Canada arrested Meng on Dec. 1 at the request of the United States. Meng was charged with bank and wire fraud to violate American sanctions against Iran.
The U.S. Justice Department denied the charges were politically motivated. “The Justice Department’s criminal case against Huawei CFO Meng Wanzhou is based solely on the evidence and the law. The Department pursues cases free of any political interference and follows the evidence and rule of law in pursuing criminal charges,” spokeswoman Nicole Navas said in an email to Reuters.
Huawei, along with another Chinese network equipment company, ZTE Corp , has been accused by the United States of working at the behest of the Chinese government. The United States has said their equipment could be used to spy on Americans. Huawei has repeatedly denied the claims.
Commenting on the spying concerns, the Huawei founder reiterated that the company will “never undertake” any spying activities.

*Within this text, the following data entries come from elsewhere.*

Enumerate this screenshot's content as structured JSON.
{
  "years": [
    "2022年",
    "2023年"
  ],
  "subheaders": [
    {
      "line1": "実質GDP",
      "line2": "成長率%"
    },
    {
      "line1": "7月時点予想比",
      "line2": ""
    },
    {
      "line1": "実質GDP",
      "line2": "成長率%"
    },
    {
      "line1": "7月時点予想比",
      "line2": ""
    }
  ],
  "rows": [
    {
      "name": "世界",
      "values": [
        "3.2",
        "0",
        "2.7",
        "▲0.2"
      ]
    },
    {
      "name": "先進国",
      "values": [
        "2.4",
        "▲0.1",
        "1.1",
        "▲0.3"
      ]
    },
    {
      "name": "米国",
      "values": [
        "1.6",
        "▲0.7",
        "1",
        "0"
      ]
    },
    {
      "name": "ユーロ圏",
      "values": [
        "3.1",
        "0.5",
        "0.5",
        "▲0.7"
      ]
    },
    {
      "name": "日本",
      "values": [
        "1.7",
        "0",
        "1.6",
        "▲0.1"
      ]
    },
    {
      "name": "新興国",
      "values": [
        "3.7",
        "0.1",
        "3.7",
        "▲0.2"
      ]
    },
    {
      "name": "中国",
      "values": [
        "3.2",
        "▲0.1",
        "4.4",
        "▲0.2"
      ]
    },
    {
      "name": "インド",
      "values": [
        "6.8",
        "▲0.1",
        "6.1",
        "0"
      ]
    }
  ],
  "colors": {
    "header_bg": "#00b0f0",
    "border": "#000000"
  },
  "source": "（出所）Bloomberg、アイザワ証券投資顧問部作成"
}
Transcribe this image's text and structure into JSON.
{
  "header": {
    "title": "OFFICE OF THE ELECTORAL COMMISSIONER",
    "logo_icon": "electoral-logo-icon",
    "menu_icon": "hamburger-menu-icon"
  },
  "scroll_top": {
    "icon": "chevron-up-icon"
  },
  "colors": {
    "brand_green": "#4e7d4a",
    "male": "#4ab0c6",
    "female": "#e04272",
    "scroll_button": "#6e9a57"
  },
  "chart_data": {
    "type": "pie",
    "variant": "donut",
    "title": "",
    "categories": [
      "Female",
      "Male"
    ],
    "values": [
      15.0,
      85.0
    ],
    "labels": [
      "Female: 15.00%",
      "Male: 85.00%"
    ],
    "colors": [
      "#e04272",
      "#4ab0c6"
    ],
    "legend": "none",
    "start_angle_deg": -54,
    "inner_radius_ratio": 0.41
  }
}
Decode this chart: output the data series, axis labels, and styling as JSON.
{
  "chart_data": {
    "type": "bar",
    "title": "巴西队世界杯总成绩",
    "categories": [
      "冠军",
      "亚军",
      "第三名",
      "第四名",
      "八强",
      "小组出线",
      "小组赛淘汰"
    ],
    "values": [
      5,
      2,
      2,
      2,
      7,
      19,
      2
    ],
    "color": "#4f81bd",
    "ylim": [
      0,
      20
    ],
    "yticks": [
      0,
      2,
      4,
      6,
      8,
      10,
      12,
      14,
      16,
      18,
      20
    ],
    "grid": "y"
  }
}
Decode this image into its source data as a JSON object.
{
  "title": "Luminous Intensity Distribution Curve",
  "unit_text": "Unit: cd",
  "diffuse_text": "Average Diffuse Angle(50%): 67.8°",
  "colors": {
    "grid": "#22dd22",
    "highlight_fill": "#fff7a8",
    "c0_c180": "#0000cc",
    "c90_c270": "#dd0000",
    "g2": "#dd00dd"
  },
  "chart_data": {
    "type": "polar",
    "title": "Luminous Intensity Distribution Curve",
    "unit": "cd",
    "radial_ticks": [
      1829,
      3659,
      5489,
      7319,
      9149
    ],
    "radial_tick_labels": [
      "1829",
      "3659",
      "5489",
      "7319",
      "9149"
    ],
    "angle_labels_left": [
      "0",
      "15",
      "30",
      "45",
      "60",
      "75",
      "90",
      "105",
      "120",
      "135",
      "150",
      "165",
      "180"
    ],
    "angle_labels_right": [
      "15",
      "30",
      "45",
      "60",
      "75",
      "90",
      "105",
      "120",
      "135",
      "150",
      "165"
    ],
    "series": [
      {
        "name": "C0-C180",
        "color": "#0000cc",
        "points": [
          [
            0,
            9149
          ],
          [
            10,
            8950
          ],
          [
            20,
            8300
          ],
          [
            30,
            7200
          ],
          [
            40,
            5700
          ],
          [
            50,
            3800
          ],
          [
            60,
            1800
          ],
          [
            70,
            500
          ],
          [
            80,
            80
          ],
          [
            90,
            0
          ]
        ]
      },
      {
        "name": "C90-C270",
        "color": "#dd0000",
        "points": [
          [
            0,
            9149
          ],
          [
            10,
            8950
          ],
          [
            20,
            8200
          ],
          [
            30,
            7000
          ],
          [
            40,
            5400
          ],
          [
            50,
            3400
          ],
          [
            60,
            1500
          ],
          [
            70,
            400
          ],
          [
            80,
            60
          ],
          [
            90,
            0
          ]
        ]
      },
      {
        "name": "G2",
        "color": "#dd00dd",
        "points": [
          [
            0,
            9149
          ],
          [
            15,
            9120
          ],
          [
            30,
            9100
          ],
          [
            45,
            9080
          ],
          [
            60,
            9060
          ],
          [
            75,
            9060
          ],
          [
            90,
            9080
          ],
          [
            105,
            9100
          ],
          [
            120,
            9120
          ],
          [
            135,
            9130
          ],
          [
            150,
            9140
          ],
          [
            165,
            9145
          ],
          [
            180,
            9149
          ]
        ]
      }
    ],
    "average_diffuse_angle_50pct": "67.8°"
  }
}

Huawei, the world’s biggest producer of telecoms equipment, faces intense scrutiny in the West over its relationship with the Chinese government and allegations of enabling state espionage, with the United States calling for its allies not to use its technology.
Ren said the company could downsize to weather such attempts by the United States.
“The world cannot leave us because we are more advanced. Even if they (U.S.) persuade more countries not to use us temporarily, we can always scale things down a bit,” he added.
In comments on a potential ban in the UK, Ren said it would not make the company withdraw its UK investments, adding that it will shift its investments to the UK from the United States if U.S. actions against Huawei continue.
“We will invest even more in the UK. Because if the U.S. doesn’t trust us, then we will shift our investment from the U.S. to the UK on an even bigger scale,” Ken told the BBC.
Reuters reported earlier on Monday that British security officials do not support a full ban of Huawei from national telecoms networks despite U.S. allegations against the Chinese firm.